The rocket and capsule, built and operated by Space Exploration Technologies Corp., lofted some 2-1/2 tons of food, water, science experiments, and other supplies to the orbiting outpost under a $1.6 billion station-resupply contract with the National Aeronautics and Space Administration.
The mission comes on the heels of an October launch failure involving a resupply mission conducted by Orbital Sciences Corp., the second of two companies the space agency now relies on to ferry cargoes to the station.
At 5:54 a.m. ET Monday, the capsule was lurking some 32 feet from the orbiting outpost, a final holding point before docking. The station's commander and former US Navy test pilot Barry Wilmore and European Space Agency astronaut Samantha Cristoforetti used the station's robotic arm to gently grasp the capsule and pull it into its docking port some 18 minutes ahead of schedule.
During his career as a Navy pilot, Captain Wilmore amassed 663 landings on aircraft carriers. Using a carrier pilot's phrase for a perfect landing, "we'll call that one an OK three-wire; not bad for a Navy guy," quipped astronaut Randolph Bresnik, a former Marine pilot, from the station's mission control center at the Johnson Space Center in Houston when Dragon was firmly in the station's grip.
"We apologize for Santa and his Dragon sleigh for bringing a little bit more on the Eastern Orthodox schedule and calendar," he added – a nod to the Christmas gifts that also came up on Dragon.
The mission's primary goal is resupply, but it also served as an opportunity to test a landing system that SpaceX has designed for the first stage of the Falcon 9 rocket that lofted Dragon. The system is crucial to shifting the first stage from hardware that is used once to hardware that can be recovered and used repeatedly, thus reducing launch costs.

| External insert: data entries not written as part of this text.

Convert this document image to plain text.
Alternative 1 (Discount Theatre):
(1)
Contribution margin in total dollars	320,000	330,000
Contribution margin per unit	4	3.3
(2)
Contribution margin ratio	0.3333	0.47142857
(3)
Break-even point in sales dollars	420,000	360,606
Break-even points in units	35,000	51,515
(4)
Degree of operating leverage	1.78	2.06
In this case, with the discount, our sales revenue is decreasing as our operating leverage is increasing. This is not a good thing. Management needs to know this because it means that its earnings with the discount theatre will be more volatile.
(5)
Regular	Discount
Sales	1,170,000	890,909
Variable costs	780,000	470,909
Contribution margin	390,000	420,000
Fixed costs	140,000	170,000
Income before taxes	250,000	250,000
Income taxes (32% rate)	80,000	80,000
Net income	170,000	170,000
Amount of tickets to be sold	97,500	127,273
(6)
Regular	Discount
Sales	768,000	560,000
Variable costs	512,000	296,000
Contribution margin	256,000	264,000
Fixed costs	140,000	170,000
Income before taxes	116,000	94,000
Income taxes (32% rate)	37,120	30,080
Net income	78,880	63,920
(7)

The stage had been redesigned to sport landing legs and four gridded, paddle-like fins to provide the precision steering needed to return the stage upright at a designated landing spot. In this case, the spot was the flat deck of a barge-like craft some 300 feet long and 170 feet wide.
Ten minutes after launch, the first stage reached the vessel, dubbed the autonomous spaceport drone ship. But the stage came down too hard, and the company lost the booster.
"Grid fins worked extremely well from hypersonic velocity to subsonic, but ran out of hydraulic fluid right before landing," tweeted Elon Musk, SpaceX's founder, chief operating officer, and chief technology officer.
The system's hydraulic fluid doesn't flow repeatedly through the system in a closed loop, he noted. Instead, the fluid flows through once. This approach saves weight, but it also means one has to carry enough fluid to do the job.
The fins "work for 4 mins.," he tweeted. "We were ~10 percent off."
The next booster will have 50 percent more hydraulic fluid aboard.
While the company lost the booster, it became the first launch provider to guide a spent booster back to Earth with high precision. Previous experiments had soft-landed boosters in the open ocean with a landing accuracy of about six miles. Given the span between landing legs and the size of the landing deck, setting a booster down on the drone ship requires an accuracy of 32 feet.
"Am super proud of my crew for making huge strides towards reusability on this mission. You guys rock!" Mr. Musk tweeted.